Interpretive Summary: Due to concerns over the use and disposal of chrome-tanned leather, the leather industry is now facing increased scrutiny over its use of chrome as a tanning agent. Organic non-chrome tannages have gradually become pre-eminent to producing leather, particularly in the European automotive leather markets. Many tanneries have started to provide chrome-free leather to meet their customers' demands for leather in such items as children's and health care leather products. In some respects, however, the quality of current chrome-free leather, such as glutaraldehyde-tanned leather, is inferior to that of chrome-tanned leather -- for example, lower resiliency, UV resistance, and hydrothermal stability. We have designed a test method to gain insight into the structural differences between chrome-tanned and chrome-free leather. By understanding these fundamental differences, tanners would be able to properly adjust the leather-making processes to improve its properties to match that of chrome-tanned leather. Observations revealed that the chrome-free leather structure is not as elastic as the chrome-tanned leather in terms of recovery from deformation. Observation also showed chrome-free leather is relatively stiffer than chrome-tanned leather. The results from this investigation indicate that when making chrome-free leather, more lubricants may be needed in the fibers. For improving elasticity, filler may be added to the chrome-free leather to improve its density.

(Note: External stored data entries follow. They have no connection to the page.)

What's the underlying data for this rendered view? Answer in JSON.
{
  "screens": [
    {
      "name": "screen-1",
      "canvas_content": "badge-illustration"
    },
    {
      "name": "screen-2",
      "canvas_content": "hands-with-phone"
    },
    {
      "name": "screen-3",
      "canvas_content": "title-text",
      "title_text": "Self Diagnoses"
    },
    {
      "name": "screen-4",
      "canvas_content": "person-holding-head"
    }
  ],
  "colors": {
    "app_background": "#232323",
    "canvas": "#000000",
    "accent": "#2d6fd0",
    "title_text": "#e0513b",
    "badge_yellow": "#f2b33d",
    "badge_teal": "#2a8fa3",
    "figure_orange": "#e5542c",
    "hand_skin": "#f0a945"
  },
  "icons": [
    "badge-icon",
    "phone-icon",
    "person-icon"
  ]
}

Technical Abstract: Chrome-free leather such as glutaraldehyde-tanned leather behaves very differently from chrome-tanned leather. Information regarding its viscoelasticity has not been reported. Hysteresis and stress relaxation are two essential properties associated with viscoelasticity. We have designed a cyclic tensile test to measure these properties to gain insight into the structural difference between chrome-free and chrome-tanned leather. Observations revealed that chrome-free leather tanned with glutaraldehyde has a higher hysteresis than chrome-tanned leather. Stress relaxation experiments, on the other hand, showed chrome-free leather has a longer relaxation time. We also designed a linear stress rate model to predict the time-dependence of stress relaxation; the new model fits the data better than the traditional Maxwell model. Moreover, observations showed the viscoelasticity of leather was affected significantly by its fatliquor content. A decrease of loading energy in a cyclic stress-strain experiment resulted from a higher fatliquor content in leather.